My sabbatical basically ends this week. I plan to do two more blog entries, this one and then a wrap up at the end of the week (or Monday).

One of the primary benefits that I've found with exploring Second Life is that of professional development, both in the sense of online conferences as well as more informal though periodic discussion groups.

For example, this last couple weeks, I've participated in five different discussion groups:

SL Educators Roundtable



Community Colleges in SL



Virtual Worlds Research Group



Epoch Institute discussions on virtual worlds (from a social science perspective)



The Science Fiction and Fantasy Portal at InfoIsland

Oops, forgot to take a picture. Well, you'll just have to trust me that I was there. I did, though, also stop by West of Ireland for a reading of Washington Irving:



I'm not going to summarize the discussions, though they were often rich and intriguing.
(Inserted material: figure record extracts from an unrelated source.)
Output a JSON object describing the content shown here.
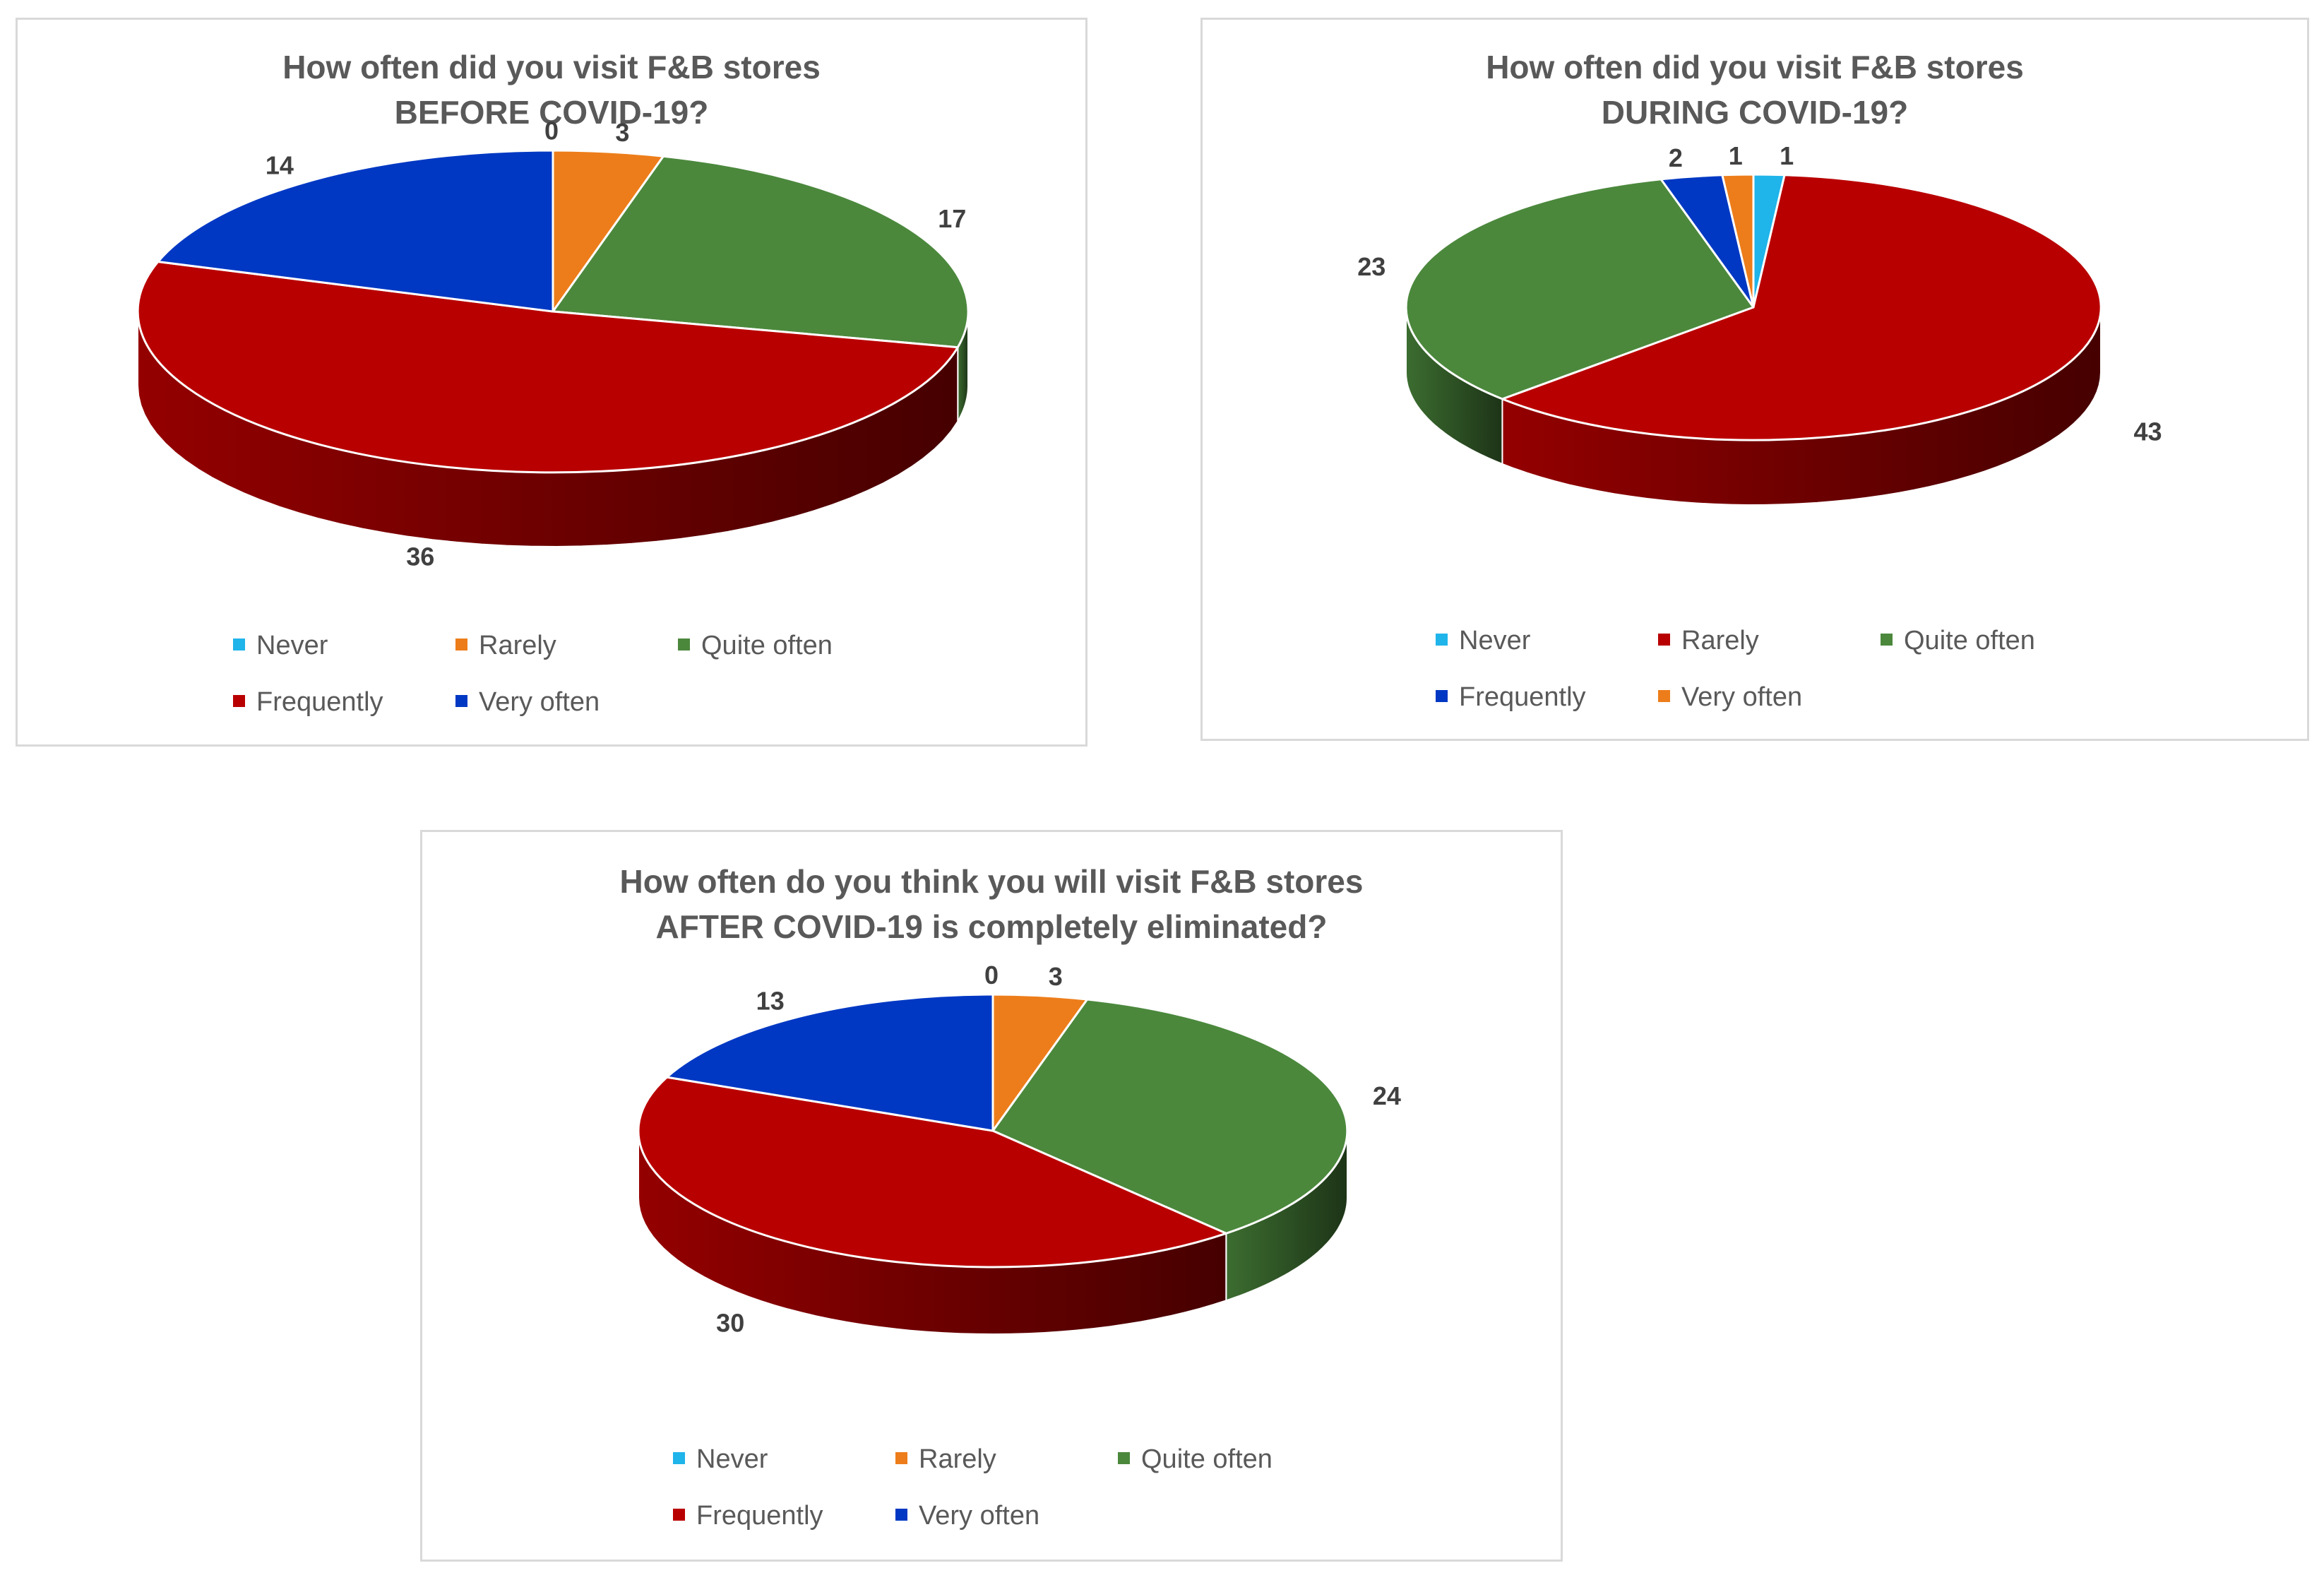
{
  "chart_data": [
    {
      "type": "pie",
      "title_lines": [
        "How often did you visit F&B stores",
        "BEFORE COVID-19?"
      ],
      "slices": [
        {
          "label": "Never",
          "value": 0,
          "color": "#1fb4ea"
        },
        {
          "label": "Rarely",
          "value": 3,
          "color": "#ed7d1a"
        },
        {
          "label": "Quite often",
          "value": 17,
          "color": "#4b883c"
        },
        {
          "label": "Frequently",
          "value": 36,
          "color": "#b90000"
        },
        {
          "label": "Very often",
          "value": 14,
          "color": "#0038c3"
        }
      ],
      "legend": [
        "Never",
        "Rarely",
        "Quite often",
        "Frequently",
        "Very often"
      ],
      "legend_placement": "bottom"
    },
    {
      "type": "pie",
      "title_lines": [
        "How often did you visit F&B stores",
        "DURING COVID-19?"
      ],
      "slices": [
        {
          "label": "Never",
          "value": 1,
          "color": "#1fb4ea"
        },
        {
          "label": "Rarely",
          "value": 43,
          "color": "#b90000"
        },
        {
          "label": "Quite often",
          "value": 23,
          "color": "#4b883c"
        },
        {
          "label": "Frequently",
          "value": 2,
          "color": "#0038c3"
        },
        {
          "label": "Very often",
          "value": 1,
          "color": "#ed7d1a"
        }
      ],
      "legend": [
        "Never",
        "Rarely",
        "Quite often",
        "Frequently",
        "Very often"
      ],
      "legend_placement": "bottom"
    },
    {
      "type": "pie",
      "title_lines": [
        "How often do you think you will visit F&B stores",
        "AFTER  COVID-19 is completely eliminated?"
      ],
      "slices": [
        {
          "label": "Never",
          "value": 0,
          "color": "#1fb4ea"
        },
        {
          "label": "Rarely",
          "value": 3,
          "color": "#ed7d1a"
        },
        {
          "label": "Quite often",
          "value": 24,
          "color": "#4b883c"
        },
        {
          "label": "Frequently",
          "value": 30,
          "color": "#b90000"
        },
        {
          "label": "Very often",
          "value": 13,
          "color": "#0038c3"
        }
      ],
      "legend": [
        "Never",
        "Rarely",
        "Quite often",
        "Frequently",
        "Very often"
      ],
      "legend_placement": "bottom"
    }
  ]
}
My point for this blog is that in the space of two weeks, I've had conversations with other professors, instructors, high school teachers, students from all over the US, Australia, New Zealand, Singapore, Portugal, Holland, England and so on. Yes, such can happen through listservs, MOOs, blogs, Twitter, wikis. But the sense of presence and space one experiences in SL adds a dimension to online interaction that I find significant, a sense that increases the more I explore its use.

But again, as I've mentioned before, and has come up in a number of places in world, SL is on the bleeding edge of technology. At a conference I attended the last couple days that took place in San Jose (Program for the Future) and also took place in SL, one of the RL participants whined about how difficult SL was to download and operate, that one needed a high-end computer even to operate in the virtual world, that a grandmother in Kansas would never be able to do it.
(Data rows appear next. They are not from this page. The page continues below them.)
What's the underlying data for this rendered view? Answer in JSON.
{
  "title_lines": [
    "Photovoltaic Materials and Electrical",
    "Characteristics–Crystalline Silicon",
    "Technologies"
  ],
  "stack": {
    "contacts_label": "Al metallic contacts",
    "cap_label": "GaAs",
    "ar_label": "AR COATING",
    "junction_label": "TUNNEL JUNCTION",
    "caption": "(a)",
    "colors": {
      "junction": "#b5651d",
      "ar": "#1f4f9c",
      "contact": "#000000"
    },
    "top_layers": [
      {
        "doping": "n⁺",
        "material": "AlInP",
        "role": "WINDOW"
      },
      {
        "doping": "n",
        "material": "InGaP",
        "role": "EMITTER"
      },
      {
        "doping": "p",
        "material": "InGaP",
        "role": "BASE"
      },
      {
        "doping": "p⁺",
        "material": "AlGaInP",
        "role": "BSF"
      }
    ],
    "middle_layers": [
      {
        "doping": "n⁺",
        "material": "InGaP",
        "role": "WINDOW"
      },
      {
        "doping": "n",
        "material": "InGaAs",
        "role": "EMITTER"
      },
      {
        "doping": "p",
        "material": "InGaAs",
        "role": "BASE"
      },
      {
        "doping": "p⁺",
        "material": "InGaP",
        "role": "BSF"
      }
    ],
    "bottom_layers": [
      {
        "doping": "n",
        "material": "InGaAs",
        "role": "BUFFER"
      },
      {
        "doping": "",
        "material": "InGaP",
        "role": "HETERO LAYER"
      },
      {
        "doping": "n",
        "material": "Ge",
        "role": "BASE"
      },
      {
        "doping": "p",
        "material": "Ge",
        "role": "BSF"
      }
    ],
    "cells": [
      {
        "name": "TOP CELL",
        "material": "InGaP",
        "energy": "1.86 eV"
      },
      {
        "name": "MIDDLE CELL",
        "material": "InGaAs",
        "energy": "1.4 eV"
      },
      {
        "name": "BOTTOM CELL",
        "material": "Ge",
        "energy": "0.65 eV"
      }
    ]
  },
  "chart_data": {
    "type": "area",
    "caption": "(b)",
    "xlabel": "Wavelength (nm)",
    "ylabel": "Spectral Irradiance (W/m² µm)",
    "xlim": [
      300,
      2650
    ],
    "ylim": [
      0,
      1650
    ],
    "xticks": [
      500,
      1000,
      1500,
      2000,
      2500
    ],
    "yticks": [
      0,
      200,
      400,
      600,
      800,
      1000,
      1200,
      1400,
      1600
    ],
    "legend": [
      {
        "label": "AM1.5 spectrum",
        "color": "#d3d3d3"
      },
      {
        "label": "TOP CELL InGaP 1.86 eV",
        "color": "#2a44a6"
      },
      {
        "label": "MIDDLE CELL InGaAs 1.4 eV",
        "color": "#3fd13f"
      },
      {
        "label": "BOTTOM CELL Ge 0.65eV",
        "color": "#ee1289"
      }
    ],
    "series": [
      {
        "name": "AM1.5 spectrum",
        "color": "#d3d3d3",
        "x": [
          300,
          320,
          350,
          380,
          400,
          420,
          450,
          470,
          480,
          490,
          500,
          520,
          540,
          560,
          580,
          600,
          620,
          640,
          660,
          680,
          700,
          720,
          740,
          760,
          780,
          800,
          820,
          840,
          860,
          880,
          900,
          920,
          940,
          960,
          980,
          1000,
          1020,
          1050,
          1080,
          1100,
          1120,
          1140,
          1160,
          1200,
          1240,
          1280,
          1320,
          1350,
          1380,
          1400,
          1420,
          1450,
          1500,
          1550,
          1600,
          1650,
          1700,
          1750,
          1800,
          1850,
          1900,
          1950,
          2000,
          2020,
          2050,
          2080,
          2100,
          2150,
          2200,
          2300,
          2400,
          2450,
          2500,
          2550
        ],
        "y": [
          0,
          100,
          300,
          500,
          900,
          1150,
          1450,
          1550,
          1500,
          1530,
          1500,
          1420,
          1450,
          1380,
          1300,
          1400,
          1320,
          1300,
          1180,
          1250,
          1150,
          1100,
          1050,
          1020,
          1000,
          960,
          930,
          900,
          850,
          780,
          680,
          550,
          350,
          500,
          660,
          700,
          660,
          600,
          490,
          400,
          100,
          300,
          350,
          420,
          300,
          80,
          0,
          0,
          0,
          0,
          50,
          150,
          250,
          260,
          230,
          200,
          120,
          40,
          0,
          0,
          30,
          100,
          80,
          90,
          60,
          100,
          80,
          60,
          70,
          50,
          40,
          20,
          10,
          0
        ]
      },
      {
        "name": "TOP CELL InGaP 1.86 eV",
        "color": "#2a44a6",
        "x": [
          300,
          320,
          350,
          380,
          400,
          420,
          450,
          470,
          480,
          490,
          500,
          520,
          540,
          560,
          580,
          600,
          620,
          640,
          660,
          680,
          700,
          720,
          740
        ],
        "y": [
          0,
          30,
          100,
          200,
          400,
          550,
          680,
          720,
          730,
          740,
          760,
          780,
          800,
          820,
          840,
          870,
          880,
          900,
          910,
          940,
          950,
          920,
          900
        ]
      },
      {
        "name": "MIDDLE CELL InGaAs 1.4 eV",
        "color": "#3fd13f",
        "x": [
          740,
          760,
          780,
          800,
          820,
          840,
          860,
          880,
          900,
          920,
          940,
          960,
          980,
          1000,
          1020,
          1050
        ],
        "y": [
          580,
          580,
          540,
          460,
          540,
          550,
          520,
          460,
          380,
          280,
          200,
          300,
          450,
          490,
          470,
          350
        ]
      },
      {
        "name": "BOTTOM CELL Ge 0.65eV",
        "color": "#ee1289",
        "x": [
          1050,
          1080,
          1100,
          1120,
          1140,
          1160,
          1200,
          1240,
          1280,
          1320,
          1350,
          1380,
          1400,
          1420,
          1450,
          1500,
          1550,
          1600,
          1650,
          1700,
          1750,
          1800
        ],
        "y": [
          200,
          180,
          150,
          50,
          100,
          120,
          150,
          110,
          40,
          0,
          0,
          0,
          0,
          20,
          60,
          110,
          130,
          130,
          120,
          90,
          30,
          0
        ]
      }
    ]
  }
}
I made the comment in world that my children's grandmother (my mother) had no problem downloading and exploring SL (quite enjoyed the quilt exhibit at University of Kansas library). But the bigger issue is that many of the same complaints that are made about SL were made in 1995 about browsing the web. I remember using Netscape on my son's first computer and waiting 15 minutes for a page with still images to download!

And I'm sure we all remember searching for stuff on the web in the mid-nineties: nine times out of ten you'd just find crap. Yet, in just a couple years, we could find magazine articles, research from universities, rudimentary video clips and such that made it much more useful, not to mention the beginnings of interactive usage as we began to explore with online classes in 1997.

And today, the exponential increase of content that one finds with resources online is truly staggering. My wife, just the other day mentioned that in the last six months she's noticed a marked increase in quality of sources she pulls up when searching online.

Second Life is Netscape in 1995, or maybe a little further along, say 96 or 97. But in the next couple years, it seems to me that the richness of interaction and content will explode.

However, Second Life may also be the Netscape of 1995 for another reason. How many of you today use Netscape? That's what I thought. As we all know, Netscape got squashed by Internet Explorer and leapt over by Firefox. Will the same happen to Second Life? Will Google resurrect Lively or release something much more powerful? Will open source virtual worlds like OpenSim or Project Wonderland leap over SL's success? Who knows. But as mentioned in the Metaverse Roadmap, in the next 5-10 years, 3D immersive environments will be a significant part of our web experience. And I expect it will be the primary platform for online learning.